Seminar Series Report. Systems Vaccinology: Its promise and challenge for vaccine design

News article 12 Dec 2014
22

LSTM’s Seminar Series Continued this week with a talk by Dr Helder Nakaya, Assistant Professor at the University of São Paulo (Brazil) and Adjunct Professor at Emory University School of Medicine (USA). His presentation, entitled: Systems Vaccinology: Its promise and challenge for vaccine design, was introduced by LSTM’s Dr Daniela Ferreira.

Dr Nakaya began by introducing the field of systems vaccinology, which has recently emerged as an interdisciplinary field that combines systems-wide measurements, networks and predictive modelling in the context of vaccinology. He explained that given the technological advancements over recent decades it is now possible to access and integrate information about all of the components within a biological system, such as genes, proteins and cells, and that this can be used to compute and predict that system’s behaviour. When this is applied to vaccinology, systems biology approaches can help to understand the mechanisms by which vaccines stimulate protective immunity, and also identify predictors of vaccine-induced immunity.
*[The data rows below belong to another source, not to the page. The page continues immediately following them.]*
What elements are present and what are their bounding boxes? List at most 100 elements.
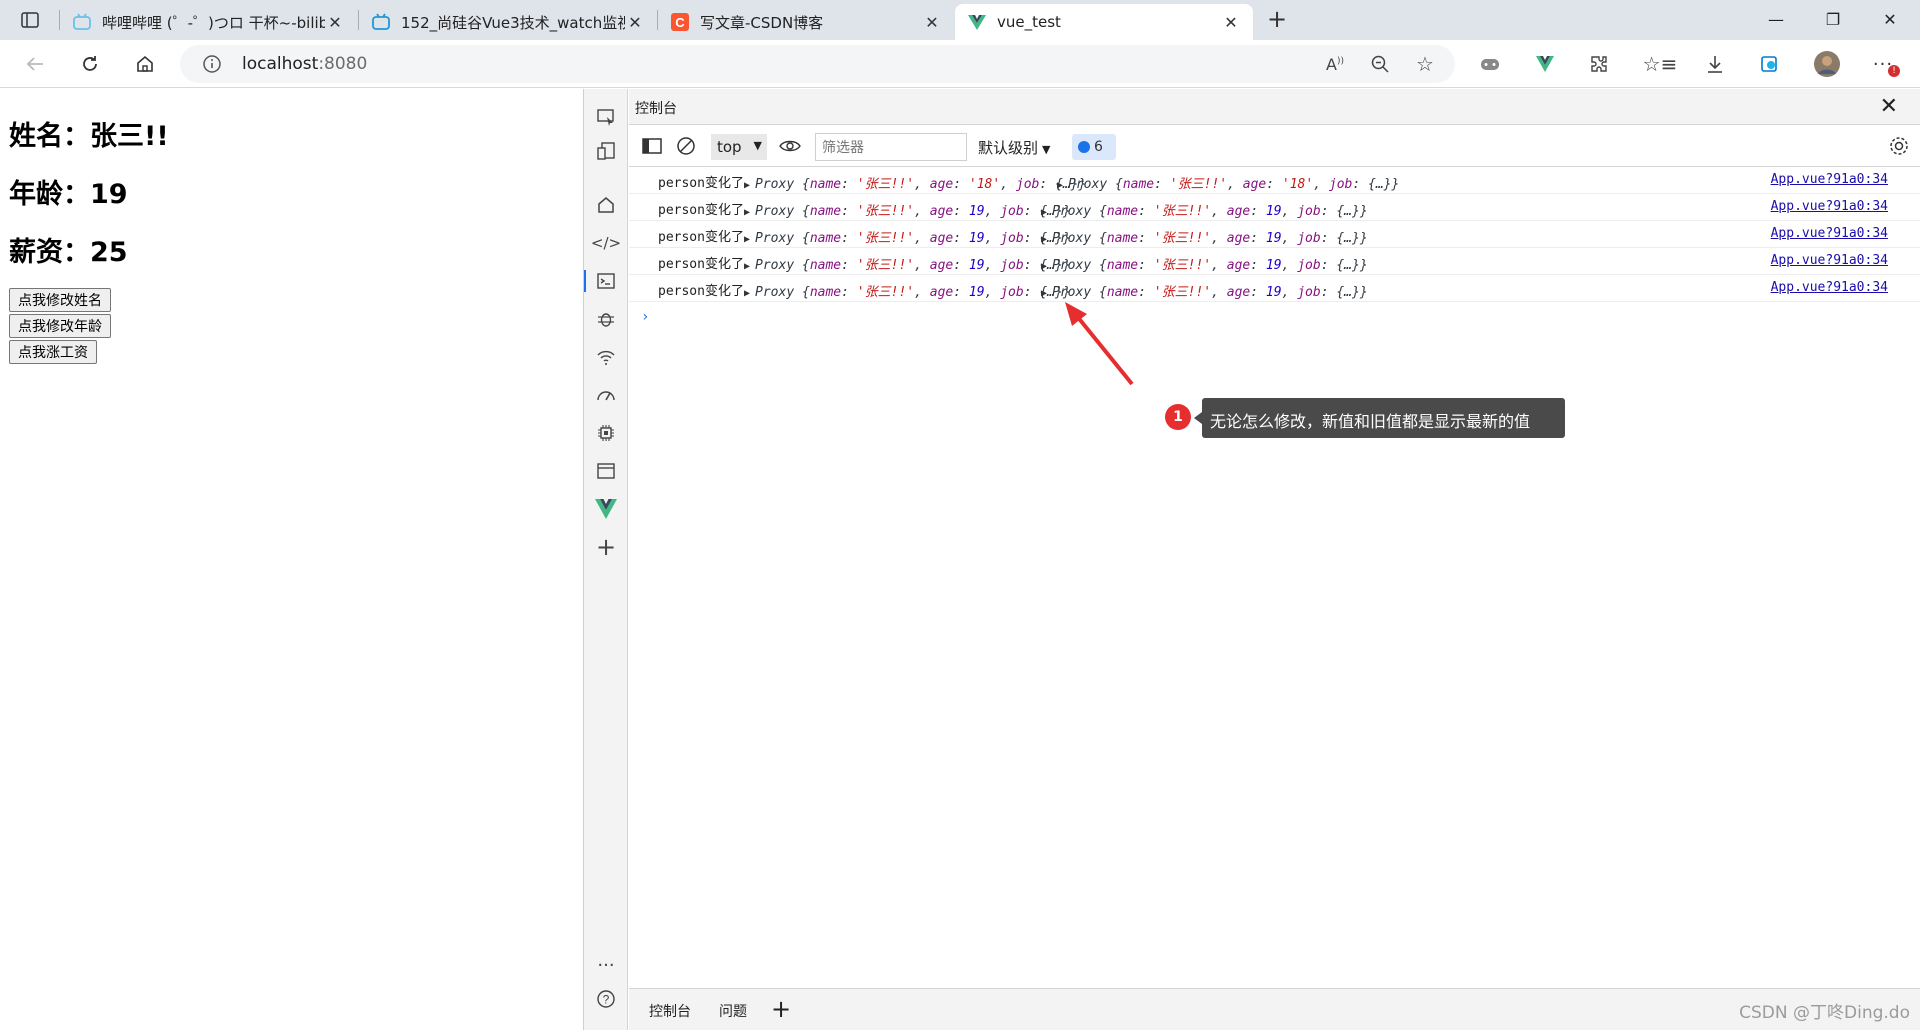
close-icon[interactable]: ✕ [1221,13,1241,32]
read-aloud-icon[interactable]: A)) [1320,49,1350,79]
device-emulation-icon[interactable] [592,137,620,165]
change-age-button[interactable]: 点我修改年龄 [9,314,111,338]
expand-caret-icon[interactable]: ▶ [1041,207,1047,218]
console-toolbar: top▼ 默认级别▼ 6 [629,125,1920,167]
log-level-label: 默认级别 [978,139,1039,157]
address-bar[interactable]: localhost:8080 [180,45,1455,83]
expand-caret-icon[interactable]: ▶ [1041,234,1047,245]
expand-caret-icon[interactable]: ▶ [744,207,750,218]
source-link[interactable]: App.vue?91a0:34 [1771,226,1888,241]
proxy-object[interactable]: ▶ Proxy {name: '张三!!', age: 19, job: {…}} [744,281,1071,300]
expand-caret-icon[interactable]: ▶ [744,288,750,299]
inspect-element-icon[interactable] [592,103,620,131]
console-log-row: person变化了 ▶ Proxy {name: '张三!!', age: 19, … [629,248,1920,275]
add-drawer-tab-icon[interactable]: + [771,995,791,1023]
proxy-object[interactable]: ▶ Proxy {name: '张三!!', age: 19, job: {…}} [1041,254,1368,273]
proxy-object[interactable]: ▶ Proxy {name: '张三!!', age: 19, job: {…}} [744,200,1071,219]
more-options-icon[interactable]: ··· [592,951,620,979]
raise-salary-button[interactable]: 点我涨工资 [9,340,97,364]
elements-icon[interactable]: </> [591,229,621,257]
settings-more-icon[interactable]: ··· ! [1868,49,1900,79]
gear-icon[interactable] [1888,135,1910,161]
refresh-icon[interactable] [75,49,105,79]
console-prompt[interactable]: › [629,302,1920,329]
source-link[interactable]: App.vue?91a0:34 [1771,253,1888,268]
favorites-icon[interactable]: ☆≡ [1643,49,1678,79]
dropdown-arrow-icon: ▼ [1042,143,1051,156]
minimize-icon[interactable]: — [1748,0,1804,40]
site-info-icon[interactable] [202,54,222,74]
network-icon[interactable] [592,343,620,371]
source-link[interactable]: App.vue?91a0:34 [1771,199,1888,214]
expand-caret-icon[interactable]: ▶ [1041,261,1047,272]
tab-vue-test[interactable]: vue_test ✕ [955,4,1253,40]
log-message: person变化了 [658,203,744,218]
annotation-arrow-icon [1065,302,1134,386]
memory-icon[interactable] [592,419,620,447]
devtools-activity-bar: </> + ··· ? [584,89,628,1030]
proxy-object[interactable]: ▶ Proxy {name: '张三!!', age: 19, job: {…}} [1041,227,1368,246]
message-count-badge[interactable]: 6 [1072,134,1116,160]
proxy-object[interactable]: ▶ Proxy {name: '张三!!', age: 19, job: {…}} [744,227,1071,246]
performance-icon[interactable] [592,381,620,409]
proxy-object[interactable]: ▶ Proxy {name: '张三!!', age: '18', job: {…… [744,173,1086,192]
bilibili-icon [372,13,390,30]
change-name-button[interactable]: 点我修改姓名 [9,288,111,312]
console-header: 控制台 ✕ [629,89,1920,125]
collections-icon[interactable] [1755,49,1785,79]
help-icon[interactable]: ? [592,985,620,1013]
close-icon[interactable]: ✕ [922,13,942,32]
tab-csdn[interactable]: C 写文章-CSDN博客 ✕ [658,4,954,40]
close-icon[interactable]: ✕ [625,13,645,32]
proxy-object[interactable]: ▶ Proxy {name: '张三!!', age: '18', job: {…… [1057,173,1399,192]
expand-caret-icon[interactable]: ▶ [744,261,750,272]
home-icon[interactable] [130,49,160,79]
devtools-console-panel: 控制台 ✕ top▼ 默认级别▼ 6 person变化了▶Proxy {name… [629,89,1920,1030]
tab-actions-icon[interactable] [10,8,50,32]
drawer-tab-console[interactable]: 控制台 [649,1001,691,1021]
add-favorite-icon[interactable]: ☆ [1410,49,1440,79]
filter-input[interactable] [815,133,967,161]
vue-devtools-extension-icon[interactable] [1530,49,1560,79]
expand-caret-icon[interactable]: ▶ [1057,180,1063,191]
svg-text:C: C [675,15,685,30]
expand-caret-icon[interactable]: ▶ [744,234,750,245]
window-close-icon[interactable]: ✕ [1862,0,1918,40]
watermark: CSDN @丁咚Ding.do [1739,1003,1910,1023]
clear-console-icon[interactable] [675,135,697,157]
drawer-tab-issues[interactable]: 问题 [719,1001,747,1021]
back-icon[interactable] [20,49,50,79]
source-link[interactable]: App.vue?91a0:34 [1771,172,1888,187]
welcome-home-icon[interactable] [592,191,620,219]
tab-bilibili-video[interactable]: 152_尚硅谷Vue3技术_watch监视 ✕ [359,4,657,40]
more-tools-plus-icon[interactable]: + [592,533,620,561]
application-icon[interactable] [592,457,620,485]
zoom-out-icon[interactable] [1365,49,1395,79]
expand-caret-icon[interactable]: ▶ [1041,288,1047,299]
avatar[interactable] [1812,49,1842,79]
downloads-icon[interactable] [1700,49,1730,79]
sidebar-toggle-icon[interactable] [641,135,663,157]
close-icon[interactable]: ✕ [1880,94,1898,119]
new-tab-icon[interactable]: + [1263,6,1291,34]
sources-debug-icon[interactable] [592,305,620,333]
restore-icon[interactable]: ❐ [1805,0,1861,40]
console-log-row: person变化了 ▶ Proxy {name: '张三!!', age: 19, … [629,221,1920,248]
extensions-icon[interactable] [1584,49,1614,79]
proxy-object[interactable]: ▶ Proxy {name: '张三!!', age: 19, job: {…}} [744,254,1071,273]
close-icon[interactable]: ✕ [325,13,345,32]
console-icon[interactable] [584,267,620,295]
vue-panel-icon[interactable] [592,495,620,523]
extension-game-icon[interactable] [1475,49,1505,79]
console-log: person变化了 ▶ Proxy {name: '张三!!', age: '18'… [629,167,1920,329]
proxy-object[interactable]: ▶ Proxy {name: '张三!!', age: 19, job: {…}} [1041,281,1368,300]
source-link[interactable]: App.vue?91a0:34 [1771,280,1888,295]
expand-caret-icon[interactable]: ▶ [744,180,750,191]
log-message: person变化了 [658,284,744,299]
proxy-object[interactable]: ▶ Proxy {name: '张三!!', age: 19, job: {…}} [1041,200,1368,219]
log-level-dropdown[interactable]: 默认级别 ▼ [978,137,1050,158]
tab-bilibili-home[interactable]: 哔哩哔哩 (゜-゜)つロ 干杯~-bilibili ✕ [60,4,357,40]
log-message: person变化了 [658,257,744,272]
context-selector[interactable]: top ▼ [711,134,767,160]
live-expression-eye-icon[interactable] [779,135,801,157]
He said that the work began by looking at the vaccine for yellow fever in 2009, using a systems biology approach to identify the genes affected by the vaccine promoting immunity within the human immune system. However, he was keen to point out that this was testing the system on an established vaccine with proven efficacy, with the vaccine being over 90% effective and one dose providing immunity for up to 40 years. Dr Nakaya said it was understood that it would not be as straight forward when looking something like the flu vaccine, which changes every year. He and his colleagues were not sure if the approach would even work for such a seasonal vaccine. However, looking at both the Trivalent Inactivated Influenza Vaccine, or TIV, which is a traditional injected vaccine, and the Live Attenuated Influenza Vaccine, or LAIV, which is a nasal spray vaccine, the team were able to discover certain signatures within cells that could predict the immunogenicity of the vaccines.

After pointing out certain questions which he and colleagues are in the process of trying to answer, such as are these signatures “strain specific”? and how these signatures will perform in the elderly or vulnerable populations? he went on to look at five different trials, the results of which have been published by Dr Nakaya, his colleagues and collaborators.

He concluded by briefly touching on how system vaccinology may be used to help develop vaccines for different infectious diseases such as dengue and HIV. He stressed that the value of the approach is not just its ability to look at system-wide measurements and predictive modelling, but also the fact that it enables the generation of hypotheses, which could hold the key for future vaccine development.